Evet, bu hikâye, senaryoları herkese göre başka başka olsa da dünyadaki tüm müminlerin hikâyesiydi aslında Rabbimiz tarafından yazılan.
Yusuf Mısır’a sultan olacağını bilse endişelenemezdi ama dedik ya o zaman sır çözülür kopya verilmiş olur. İmtihanı, Yusuf kendi emeği ile çilesini çekerek, acı ve dertlerle pişerek kazanmış ve hak etmiş olmazdı.

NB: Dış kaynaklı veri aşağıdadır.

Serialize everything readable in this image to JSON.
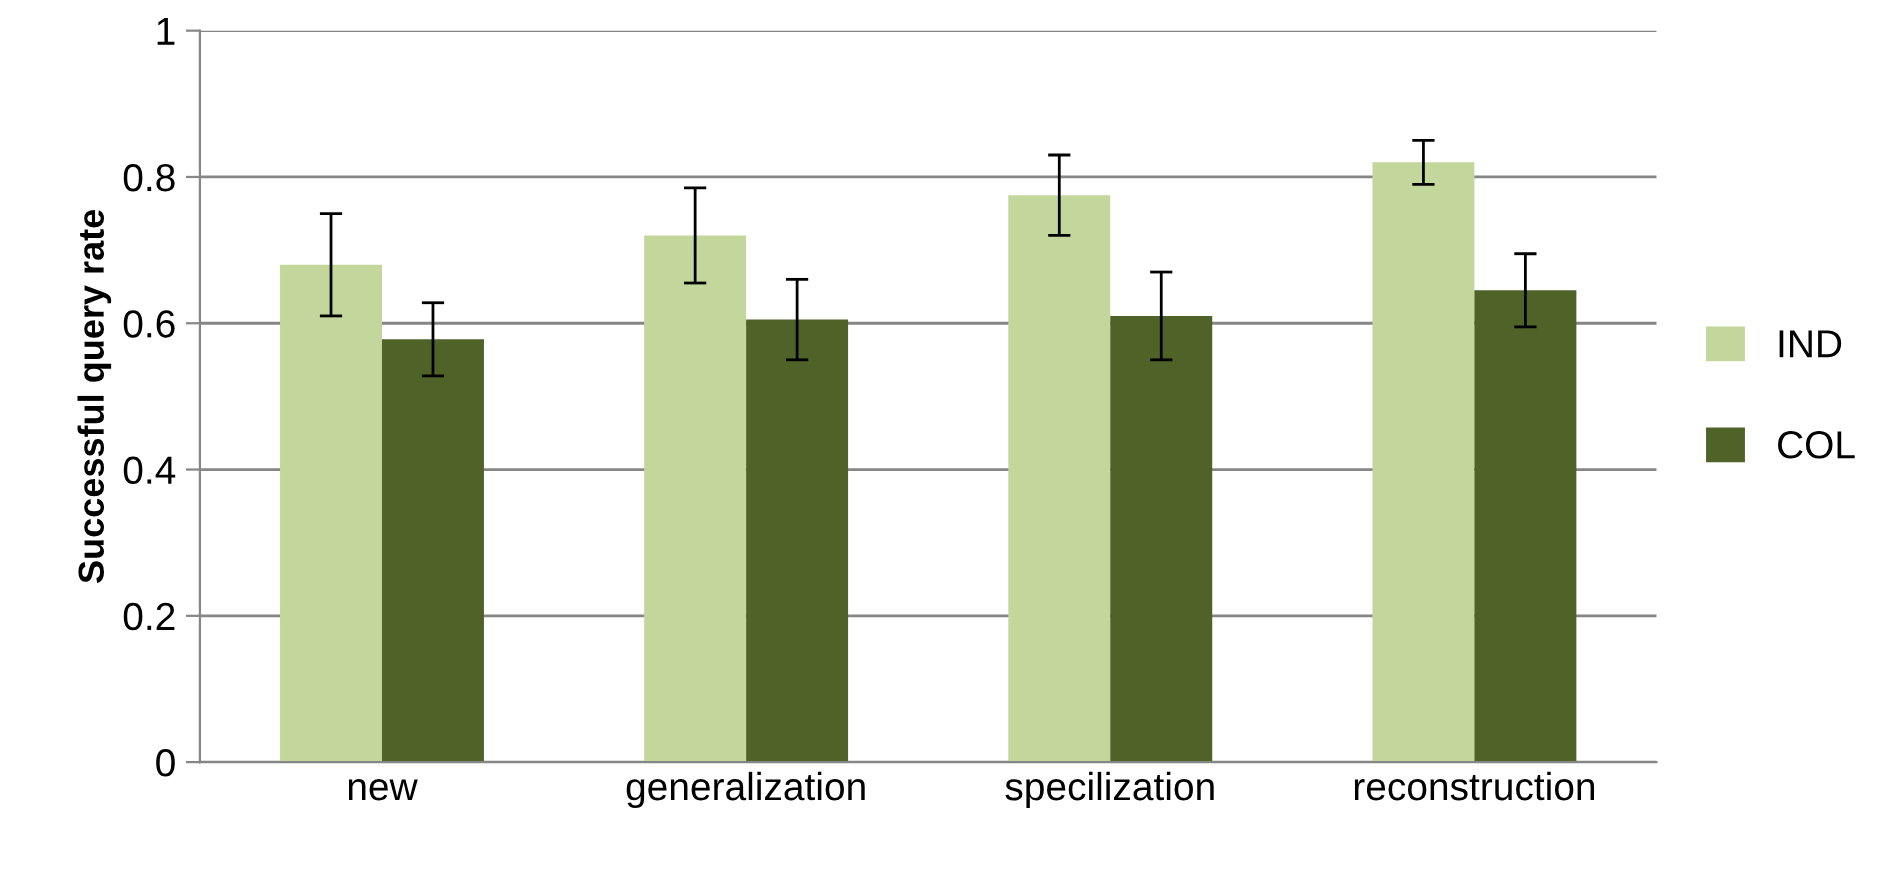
{
  "chart_data": {
    "type": "bar",
    "ylabel": "Successful query rate",
    "categories": [
      "new",
      "generalization",
      "specilization",
      "reconstruction"
    ],
    "series": [
      {
        "name": "IND",
        "color": "#c3d69b",
        "values": [
          0.68,
          0.72,
          0.775,
          0.82
        ],
        "errors": [
          0.07,
          0.065,
          0.055,
          0.03
        ]
      },
      {
        "name": "COL",
        "color": "#4f6228",
        "values": [
          0.578,
          0.605,
          0.61,
          0.645
        ],
        "errors": [
          0.05,
          0.055,
          0.06,
          0.05
        ]
      }
    ],
    "ylim": [
      0,
      1
    ],
    "yticks": [
      0,
      0.2,
      0.4,
      0.6,
      0.8,
      1
    ],
    "grid": "y",
    "legend": "right"
  }
}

Hak etmek, üzerinde durulması gereken önemli bir mevzu… Bedava olandan hak edilen şey daha kıymetlidir. İnsanın yapısı gereği, kendi emeği, kendi başarısı başkalarının bedava verdiğinden daha fazla mutlu eder onu. İnsanın bir yönü ten mezbelesi nedeniyle yani yaratılışındaki toprak unsuru nedeniyle tembeldir; kolayı, yorulmadan ele geçeni sever ama kolay ele geçenin, emek sarf edilmeden ele geçenin kendi kazancı ve başarısı kadar onu mutlu etmediği de bir vakıadır. O yüzden insanlığın cennetten dünyaya geliş hikâyesinde bu sırrın önemi büyüktür. Cennet nimetlerini kazanmada kendi emeğimiz, gayretimiz ve başarımız ne kadar fazla olursa o kadar cennet nimetleri bize sonsuza kadar uzanan bir âlemde ayrı bir keyif ve haz verecektir. Rabbimiz bize çok lütufkârdır, O’nun katkıları olmasa kimse cenneti kazanamazdı ama bizim de katkılarımız olmasa cennete gitmek de olmaz. Burada Rabbimiz’in yine büyük bir inceliği var. Benlik ve sahiplik duygusunu bizlere ikram ediyor; hâlbuki bizler de dâhil her şeyi ile âlem tamamen onun mülkü olmasına rağmen. Biz kullarına “Bunlar senin, bunları sen kazandın, bunlar senin katkınla oldu.” deme cömertliğini gösteriyor. Ve bizleri daha mutlu etmek adına böyle bir inceliği bizlere gösteriyor. Kim bilir belki bizler de elimizdeki aslında emanet duran malımızı mülkümüzü böyle bir incelikle diğer kullara ikram ederiz diye. Evet, buradan bir incelik bir nezaket dersi de çıkarmak gerekiyor.
Ey kuyudakiler! Bela, borç, dert, hastalık mihnet kuyusundakiler! Kendinizi yalnız ve çaresiz hissetmeyin. Beni kimse duymaz demeyin, çaresizliğimi kimse görmez demeyin. Kur’ân’daki Yusuf kıssası hepimize, her çaresiz kula örnek olsun diye var. Kur’ân bu kıssaya en güzel kıssa diyorsa ve böyle anlatıyorsa biz kullara buradan çıkarılacak dersler çok olmalı. Buradan hisse almak lazım açıkçası…
Kur’ân’ın, kıssaları tekrar tekrar anlatmasındaki hikmeti anlayalım ve bu kıssaları biz de kendimize tekrar ederek, verilmek istenen dersi anlamaya çalışalım derim âcizane…
Rabbim tüm kuyudakilere önce sabır sonra da çıkış yolu ihsan etsin inşallah.
Allah’a emanet olun kıymetli okurlar.